In a recent New York Times piece, “The Lost Children of Tuam,” about an Irish Mother and Baby Home, reporter Dan Barry tries desperately to affirm the unsubstantiated claims made by Catherine Corless, a secretary with no academic or research credentials, about the Mother and Baby Home in Tuam, Ireland. He fails. His account is more anecdotal than anything else, breaking no new ground.
Barry has not unearthed one iota of evidence to dispute the charge that we have repeatedly made: There never was a mass grave containing the remains of nearly 800 children. It is a hoax. Perpetrated by Corless, the Irish media, and the American media—especially Irish Central—Barry has now added his name to this discredited list.
In fairness to Barry, he does not take the fatal leap that Niall O’Dowd of Irish Central has. Barry writes of “the deaths of nearly 800 ‘illegitimate’ children at the since-demolished Mother and Baby Home in Tuam, County Galway, from 1925 to 1961.” Notice he says nothing about a “mass grave.”
Thus does Barry depart from O’Dowd’s false accusations. To be specific, Irish Central ran a bogus article earlier this year, “Tuam Mass Infant Grave is Confirmed, Now What Are We Going to Do?” In fact, no mass grave was ever confirmed. Even a government report never confirmed the existence of a mass grave. Does this not count for anything?
Bill Donohue repeats his challenge to O’Dowd: Where are the pictures? Where are the pictures of the bodies of 800 children? Irish Central has a moral obligation to provide pictures of the bodies found in an unmarked grave.
Barry may not have taken O’Dowd’s bait, but he is guilty of saying that Corless has exposed “this property’s appalling truths.” So what are those truths? Anecdotal musings are not a substitute for evidence. Moreover, the more serious the charge, the more credible the evidence must be.

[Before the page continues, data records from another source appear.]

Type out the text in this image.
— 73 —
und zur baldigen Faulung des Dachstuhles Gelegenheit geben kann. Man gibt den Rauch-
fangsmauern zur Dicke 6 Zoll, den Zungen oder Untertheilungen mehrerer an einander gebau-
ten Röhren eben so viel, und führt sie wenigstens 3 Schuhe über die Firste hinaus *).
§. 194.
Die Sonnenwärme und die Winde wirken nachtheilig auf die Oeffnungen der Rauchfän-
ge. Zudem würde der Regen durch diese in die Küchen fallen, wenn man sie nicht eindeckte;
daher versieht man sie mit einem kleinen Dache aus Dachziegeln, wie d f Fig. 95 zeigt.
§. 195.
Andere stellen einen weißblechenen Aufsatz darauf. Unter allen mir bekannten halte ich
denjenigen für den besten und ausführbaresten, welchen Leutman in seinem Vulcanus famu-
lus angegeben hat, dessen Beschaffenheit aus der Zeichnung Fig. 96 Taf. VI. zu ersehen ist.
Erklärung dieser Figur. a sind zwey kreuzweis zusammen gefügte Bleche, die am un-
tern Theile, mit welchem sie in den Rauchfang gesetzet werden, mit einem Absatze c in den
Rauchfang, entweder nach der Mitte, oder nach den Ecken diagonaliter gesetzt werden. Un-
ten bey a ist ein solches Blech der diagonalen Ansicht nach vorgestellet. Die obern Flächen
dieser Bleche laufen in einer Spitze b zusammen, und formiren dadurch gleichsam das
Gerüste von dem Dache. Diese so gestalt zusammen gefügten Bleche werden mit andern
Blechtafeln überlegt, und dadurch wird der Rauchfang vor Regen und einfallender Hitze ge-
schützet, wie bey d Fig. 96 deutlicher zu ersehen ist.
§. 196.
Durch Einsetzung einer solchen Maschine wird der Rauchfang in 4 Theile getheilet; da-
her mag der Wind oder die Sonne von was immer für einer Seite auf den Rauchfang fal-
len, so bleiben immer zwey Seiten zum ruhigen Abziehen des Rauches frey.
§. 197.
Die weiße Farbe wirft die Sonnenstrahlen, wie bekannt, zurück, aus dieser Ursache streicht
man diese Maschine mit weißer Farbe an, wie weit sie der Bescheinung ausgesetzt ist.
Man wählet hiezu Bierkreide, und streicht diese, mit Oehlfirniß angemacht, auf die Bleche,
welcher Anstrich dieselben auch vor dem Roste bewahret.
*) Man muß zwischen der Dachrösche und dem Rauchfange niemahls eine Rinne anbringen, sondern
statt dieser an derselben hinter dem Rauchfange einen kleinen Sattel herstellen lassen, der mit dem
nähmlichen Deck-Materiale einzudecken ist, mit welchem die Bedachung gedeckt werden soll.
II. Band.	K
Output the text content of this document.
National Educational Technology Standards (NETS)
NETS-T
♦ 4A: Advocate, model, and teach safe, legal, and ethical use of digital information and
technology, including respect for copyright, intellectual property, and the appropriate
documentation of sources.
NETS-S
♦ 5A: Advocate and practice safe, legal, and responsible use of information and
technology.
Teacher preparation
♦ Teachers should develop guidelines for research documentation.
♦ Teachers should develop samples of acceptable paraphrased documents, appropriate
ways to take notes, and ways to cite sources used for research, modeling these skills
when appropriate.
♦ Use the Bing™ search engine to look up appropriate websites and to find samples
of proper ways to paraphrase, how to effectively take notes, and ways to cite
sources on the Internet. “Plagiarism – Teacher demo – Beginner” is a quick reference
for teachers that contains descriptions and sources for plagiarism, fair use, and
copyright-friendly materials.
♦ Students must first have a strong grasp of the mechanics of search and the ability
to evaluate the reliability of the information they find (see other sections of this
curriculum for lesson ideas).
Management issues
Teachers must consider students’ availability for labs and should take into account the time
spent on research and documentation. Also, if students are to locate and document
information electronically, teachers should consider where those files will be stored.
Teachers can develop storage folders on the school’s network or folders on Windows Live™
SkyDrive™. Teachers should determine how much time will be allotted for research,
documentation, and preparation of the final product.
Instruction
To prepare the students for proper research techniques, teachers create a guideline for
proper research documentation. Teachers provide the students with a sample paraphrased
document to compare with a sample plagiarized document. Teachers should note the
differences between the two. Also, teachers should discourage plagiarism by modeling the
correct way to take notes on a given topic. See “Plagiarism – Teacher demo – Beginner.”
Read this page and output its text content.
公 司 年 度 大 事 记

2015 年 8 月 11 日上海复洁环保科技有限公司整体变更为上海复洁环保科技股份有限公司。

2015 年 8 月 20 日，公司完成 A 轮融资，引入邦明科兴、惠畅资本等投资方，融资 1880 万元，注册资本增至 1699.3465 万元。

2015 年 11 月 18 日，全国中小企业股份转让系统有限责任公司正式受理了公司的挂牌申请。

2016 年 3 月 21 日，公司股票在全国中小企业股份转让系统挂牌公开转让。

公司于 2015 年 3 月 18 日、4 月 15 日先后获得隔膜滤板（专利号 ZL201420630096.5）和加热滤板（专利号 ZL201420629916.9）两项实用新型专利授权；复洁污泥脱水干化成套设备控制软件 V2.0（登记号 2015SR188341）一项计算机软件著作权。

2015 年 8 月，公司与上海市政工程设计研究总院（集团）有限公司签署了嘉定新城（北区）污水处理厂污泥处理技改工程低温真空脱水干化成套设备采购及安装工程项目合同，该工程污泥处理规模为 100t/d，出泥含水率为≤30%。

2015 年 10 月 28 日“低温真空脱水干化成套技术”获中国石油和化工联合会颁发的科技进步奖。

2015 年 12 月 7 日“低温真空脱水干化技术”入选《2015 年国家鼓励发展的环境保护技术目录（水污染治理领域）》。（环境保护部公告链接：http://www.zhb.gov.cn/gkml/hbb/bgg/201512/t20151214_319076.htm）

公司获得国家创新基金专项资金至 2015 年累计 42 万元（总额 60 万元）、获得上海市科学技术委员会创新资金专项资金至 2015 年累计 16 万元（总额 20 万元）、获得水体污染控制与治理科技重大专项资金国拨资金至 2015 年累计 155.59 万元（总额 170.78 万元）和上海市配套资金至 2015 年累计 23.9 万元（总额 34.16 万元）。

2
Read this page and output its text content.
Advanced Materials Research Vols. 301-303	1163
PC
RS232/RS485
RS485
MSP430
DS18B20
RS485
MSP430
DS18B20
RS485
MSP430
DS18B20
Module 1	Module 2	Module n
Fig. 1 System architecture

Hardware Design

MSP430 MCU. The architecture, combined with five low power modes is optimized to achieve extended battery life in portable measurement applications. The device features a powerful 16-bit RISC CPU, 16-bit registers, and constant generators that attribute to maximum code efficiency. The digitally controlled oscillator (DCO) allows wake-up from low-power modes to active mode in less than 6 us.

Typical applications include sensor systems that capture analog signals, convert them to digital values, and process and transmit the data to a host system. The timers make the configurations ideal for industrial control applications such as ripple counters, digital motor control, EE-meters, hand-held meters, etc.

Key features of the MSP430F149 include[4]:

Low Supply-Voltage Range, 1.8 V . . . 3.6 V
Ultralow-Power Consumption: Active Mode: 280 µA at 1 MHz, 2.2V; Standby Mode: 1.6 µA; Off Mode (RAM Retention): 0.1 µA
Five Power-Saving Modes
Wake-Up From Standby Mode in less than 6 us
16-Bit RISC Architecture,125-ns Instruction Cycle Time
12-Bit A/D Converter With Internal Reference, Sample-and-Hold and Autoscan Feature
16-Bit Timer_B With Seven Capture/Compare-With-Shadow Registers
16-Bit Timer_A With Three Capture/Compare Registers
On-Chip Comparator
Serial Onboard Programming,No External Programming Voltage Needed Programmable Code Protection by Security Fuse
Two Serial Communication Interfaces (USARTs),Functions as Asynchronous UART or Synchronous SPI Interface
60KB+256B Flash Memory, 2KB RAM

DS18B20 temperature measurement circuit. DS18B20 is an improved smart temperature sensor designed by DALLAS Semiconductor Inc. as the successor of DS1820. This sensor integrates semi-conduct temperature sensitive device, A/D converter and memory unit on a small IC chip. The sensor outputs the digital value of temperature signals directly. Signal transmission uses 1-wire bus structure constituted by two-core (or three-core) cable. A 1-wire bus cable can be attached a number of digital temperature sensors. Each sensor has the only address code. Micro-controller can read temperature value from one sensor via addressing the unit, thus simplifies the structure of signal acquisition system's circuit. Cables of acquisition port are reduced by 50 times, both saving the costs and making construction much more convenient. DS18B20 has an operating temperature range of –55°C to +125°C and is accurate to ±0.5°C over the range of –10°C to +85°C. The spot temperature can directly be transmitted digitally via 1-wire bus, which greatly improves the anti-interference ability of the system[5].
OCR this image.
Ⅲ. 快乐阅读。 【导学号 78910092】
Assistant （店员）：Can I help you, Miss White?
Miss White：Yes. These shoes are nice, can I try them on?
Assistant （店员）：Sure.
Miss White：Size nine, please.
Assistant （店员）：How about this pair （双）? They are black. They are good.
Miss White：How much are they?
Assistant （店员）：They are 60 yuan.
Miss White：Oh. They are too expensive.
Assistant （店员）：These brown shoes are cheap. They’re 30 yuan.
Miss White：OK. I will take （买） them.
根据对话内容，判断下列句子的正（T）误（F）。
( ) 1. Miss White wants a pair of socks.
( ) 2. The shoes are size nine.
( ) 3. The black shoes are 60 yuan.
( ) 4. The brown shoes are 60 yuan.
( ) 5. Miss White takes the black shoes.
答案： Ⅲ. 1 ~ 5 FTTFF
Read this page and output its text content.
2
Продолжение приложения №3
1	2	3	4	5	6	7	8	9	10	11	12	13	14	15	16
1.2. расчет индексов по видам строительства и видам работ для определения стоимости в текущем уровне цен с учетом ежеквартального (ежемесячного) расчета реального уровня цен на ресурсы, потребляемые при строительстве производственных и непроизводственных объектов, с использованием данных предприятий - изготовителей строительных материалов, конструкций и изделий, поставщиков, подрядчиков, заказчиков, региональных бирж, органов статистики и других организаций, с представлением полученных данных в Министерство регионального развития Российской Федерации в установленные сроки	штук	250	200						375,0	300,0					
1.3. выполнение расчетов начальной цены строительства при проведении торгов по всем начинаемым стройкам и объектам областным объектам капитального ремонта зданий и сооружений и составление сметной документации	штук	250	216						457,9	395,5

The closest Barry comes to providing evidence is his discussion of Mary Moriarty, a woman who called Corless about her story.
Moriarty said that in 1975, when she was a young married mother living in subsidized housing on the grounds of the former Mother and Baby Home, she and several neighbors encountered a young boy running around with a skull on a stick. He told them there were many more, and they followed him to the site. When they got there, Moriarty said the ground under her gave way, and she fell into a cave or tunnel.
Barry writes, “As far as she could see were little bundles stacked one on top of another, like packets in a grocery, each about the size of a large soda bottle and wrapped tight in graying cloth.” What were in those bundles? Barry does not say because Moriarty never bothered to find out.
Moriarty then reached out to Julia Carver Devaney, who once lived in the Mother and Baby Home, and later worked there. Speaking about the same site, she said, “Ah, yeah, that’s where the little babies is. Many a little one I carried out in the nighttime.”
Did Moriarty contact the authorities? No. Did she ask anyone to investigate? No. She offered her story in 2014, almost 40 years after her alleged findings. Barry never bothers to question why, or to question those who worked alongside Moriarty to validate her story.
As it turns out, 1975 was the same year when Barry Sweeney, and a friend of his, stumbled on a hole on the grounds of the Mother and Baby Home and found skeletons. In 2014, he was asked by the Irish Times to comment on Corless’ claim that there are “800 skeletons down that hole.”
Sweeney said, “Nothing like that.” How many were there? “About 20.” He later told a reporter for the New York Times there were “maybe 15 to 20 small skeletons.” This eyewitness account contradicts the Corless story, yet is apparently of no interest to Barry.
When the Corless account made a media splash in 2014, Ireland’s Minister for Education, Ruairi Quinn, said her story was “simply not true.” The local police said at that time that “there is no confirmation from any source that there are between 750 and 800 bodies present.” (Donohue’s italics.)
Why didn’t Barry mention any of this? Why is he so willing to give the benefit of the doubt to the unsubstantiated claims made by a local secretary? Why did he not question Corless about how her story continued to evolve, in a more dramatic fashion, as she became a media sensation? Donohue has written about this before and is awaiting someone to answer him.
The willingness to believe the worst about the Catholic Church in Ireland is what Irish Central is known for—it loves the Irish, but is not exactly friendly to the Church. The New York Times, which has shown it is capable of rendering an honest account of this issue, should know better than to get ensnared in this trap.
The Irish are gifted storytellers. But there is a difference between telling stories and providing empirical evidence about a serious issue.